Plan had drawn criticism from neighbors, politicians

February 26, 2005|By Joe Nawrozki and Lisa Goldberg | Joe Nawrozki and Lisa Goldberg,SUN STAFF

Pointing to the lack of support from community and political leaders, officials of the Community College of Baltimore County said yesterday that they have dropped plans to allow a private developer to build a senior housing complex on the Essex campus.

Mary C. DeLuca, a CCBC spokeswoman, said the board of trustees saw a "lack of external support in the surrounding communities and in government" and decided to eliminate the proposal, called CampusView. The $13.5 million facility would have been developed by Friends Care Inc.

Officials said in a release that board determined "it was in the best interest of the college and community to withdraw consideration at this time." The board was going to discuss the proposal at its meeting next month.

College officials hoped the complex would have intermingled students and seniors while bringing revenue to the college, which faces a $6 million deficit.

Over the past several weeks, the board received letters of concern about the plan from numerous community groups.
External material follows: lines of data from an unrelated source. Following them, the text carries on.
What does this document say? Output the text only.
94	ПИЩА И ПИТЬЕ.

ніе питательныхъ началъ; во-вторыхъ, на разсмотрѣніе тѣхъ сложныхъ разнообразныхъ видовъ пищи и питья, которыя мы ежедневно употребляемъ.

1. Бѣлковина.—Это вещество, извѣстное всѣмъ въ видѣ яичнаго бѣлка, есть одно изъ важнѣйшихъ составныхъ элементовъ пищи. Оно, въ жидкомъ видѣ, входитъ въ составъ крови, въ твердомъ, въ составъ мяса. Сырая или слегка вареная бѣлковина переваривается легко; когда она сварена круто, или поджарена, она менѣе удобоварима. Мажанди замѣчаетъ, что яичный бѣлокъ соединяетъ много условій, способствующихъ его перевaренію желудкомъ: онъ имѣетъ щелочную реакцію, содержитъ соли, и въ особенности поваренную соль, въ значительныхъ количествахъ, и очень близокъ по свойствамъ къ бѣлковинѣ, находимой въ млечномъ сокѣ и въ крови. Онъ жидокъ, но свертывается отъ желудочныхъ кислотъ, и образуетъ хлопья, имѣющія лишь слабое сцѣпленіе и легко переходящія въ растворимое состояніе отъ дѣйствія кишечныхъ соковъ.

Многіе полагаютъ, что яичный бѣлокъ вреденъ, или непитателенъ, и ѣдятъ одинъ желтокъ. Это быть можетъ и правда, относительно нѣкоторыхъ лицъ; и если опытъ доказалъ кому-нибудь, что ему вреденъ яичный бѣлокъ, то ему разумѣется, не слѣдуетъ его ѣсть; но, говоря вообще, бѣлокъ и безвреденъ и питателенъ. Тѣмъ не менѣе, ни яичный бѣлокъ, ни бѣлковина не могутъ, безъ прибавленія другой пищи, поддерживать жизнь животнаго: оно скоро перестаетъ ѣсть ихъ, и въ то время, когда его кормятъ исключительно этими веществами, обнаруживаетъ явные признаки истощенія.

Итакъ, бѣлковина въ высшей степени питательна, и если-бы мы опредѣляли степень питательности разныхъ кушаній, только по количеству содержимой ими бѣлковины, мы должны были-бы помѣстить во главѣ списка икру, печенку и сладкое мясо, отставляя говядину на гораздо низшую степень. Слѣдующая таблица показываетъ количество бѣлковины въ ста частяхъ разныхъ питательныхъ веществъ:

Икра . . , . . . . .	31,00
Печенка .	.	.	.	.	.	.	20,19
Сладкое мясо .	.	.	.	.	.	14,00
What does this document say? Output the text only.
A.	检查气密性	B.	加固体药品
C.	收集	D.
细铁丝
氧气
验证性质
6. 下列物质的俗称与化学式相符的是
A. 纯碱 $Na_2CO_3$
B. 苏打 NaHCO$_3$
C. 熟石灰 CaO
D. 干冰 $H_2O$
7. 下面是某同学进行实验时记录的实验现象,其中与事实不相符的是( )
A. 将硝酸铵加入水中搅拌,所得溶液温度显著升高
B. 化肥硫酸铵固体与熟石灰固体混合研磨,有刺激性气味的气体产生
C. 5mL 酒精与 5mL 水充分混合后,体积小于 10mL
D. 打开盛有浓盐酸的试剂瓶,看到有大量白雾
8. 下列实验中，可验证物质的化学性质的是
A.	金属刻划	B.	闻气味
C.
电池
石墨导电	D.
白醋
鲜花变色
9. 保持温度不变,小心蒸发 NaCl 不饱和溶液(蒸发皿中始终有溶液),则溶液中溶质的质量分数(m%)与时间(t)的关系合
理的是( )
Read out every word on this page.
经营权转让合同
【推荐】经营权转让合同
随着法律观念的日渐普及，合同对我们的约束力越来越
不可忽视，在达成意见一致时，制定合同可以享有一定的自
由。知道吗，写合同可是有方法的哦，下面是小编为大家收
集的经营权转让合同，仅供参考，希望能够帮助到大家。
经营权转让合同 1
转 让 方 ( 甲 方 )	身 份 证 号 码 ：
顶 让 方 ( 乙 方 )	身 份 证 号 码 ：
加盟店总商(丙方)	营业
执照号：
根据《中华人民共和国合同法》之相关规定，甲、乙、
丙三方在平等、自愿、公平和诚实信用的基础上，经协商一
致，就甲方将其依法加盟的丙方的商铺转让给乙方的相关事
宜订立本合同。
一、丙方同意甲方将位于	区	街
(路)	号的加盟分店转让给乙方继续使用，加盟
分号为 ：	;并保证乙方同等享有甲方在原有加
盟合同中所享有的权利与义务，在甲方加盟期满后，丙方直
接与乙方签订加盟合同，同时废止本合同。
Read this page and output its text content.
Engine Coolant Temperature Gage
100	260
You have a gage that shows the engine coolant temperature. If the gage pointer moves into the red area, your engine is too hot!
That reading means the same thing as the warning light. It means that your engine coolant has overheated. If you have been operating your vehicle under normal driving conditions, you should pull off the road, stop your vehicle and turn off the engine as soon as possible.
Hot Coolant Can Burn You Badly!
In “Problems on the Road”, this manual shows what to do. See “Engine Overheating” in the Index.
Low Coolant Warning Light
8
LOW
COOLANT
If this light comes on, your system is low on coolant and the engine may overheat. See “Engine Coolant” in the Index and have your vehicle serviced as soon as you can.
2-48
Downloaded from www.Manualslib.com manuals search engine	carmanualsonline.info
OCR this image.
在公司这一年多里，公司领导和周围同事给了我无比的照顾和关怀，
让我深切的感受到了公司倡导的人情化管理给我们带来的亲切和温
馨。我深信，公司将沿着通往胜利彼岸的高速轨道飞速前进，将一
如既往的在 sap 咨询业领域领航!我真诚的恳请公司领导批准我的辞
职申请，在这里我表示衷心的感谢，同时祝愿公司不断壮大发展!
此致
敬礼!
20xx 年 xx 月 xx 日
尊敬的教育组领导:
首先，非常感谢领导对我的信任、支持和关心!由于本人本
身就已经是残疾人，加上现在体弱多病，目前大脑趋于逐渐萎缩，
Councilman Vincent J. Gardina also voiced his protest as college officials were exploring the leasing of a 5-acre lot on the campus' western corner for the proposed 133-unit housing complex for the elderly.

"It was a preposterous idea," Gardina said yesterday. "It would have taken prime athletic fields and, essentially, given that property to a developer.

"The fiscal impact," he said, "was tantamount to giving away prime real estate and that makes no sense for a college system with a $6 million deficit."

Dennis Eckard, president of the Perry Hall Improvement Association, said he was pleased about CCBC's decision. But, he said, "I hope they understand our real feeling, which is that this land was purchased for college use only.

"If they don't understand that," Eckard said, "then this is rather temporary."

Other community groups in Essex, Middle River and Oliver Beach wrote letters to the board protesting the plan.

Several years ago, a similar proposal at CCBC's Dundalk campus was dropped after community outcry.

The president of the board, Francis X. Kelly, indicated this week that the senior housing proposal faced an uphill battle. The decision to shelve the Essex project came in the same week as the resignation of CCBC Chancellor Irving Pressley McPhail.

The CCBC system will also likely lose Kelly, who has been nominated for the University of Maryland Board of Regents.

About 70,000 full- and part-time students attend classes at the CCBC system's three campuses and learning centers.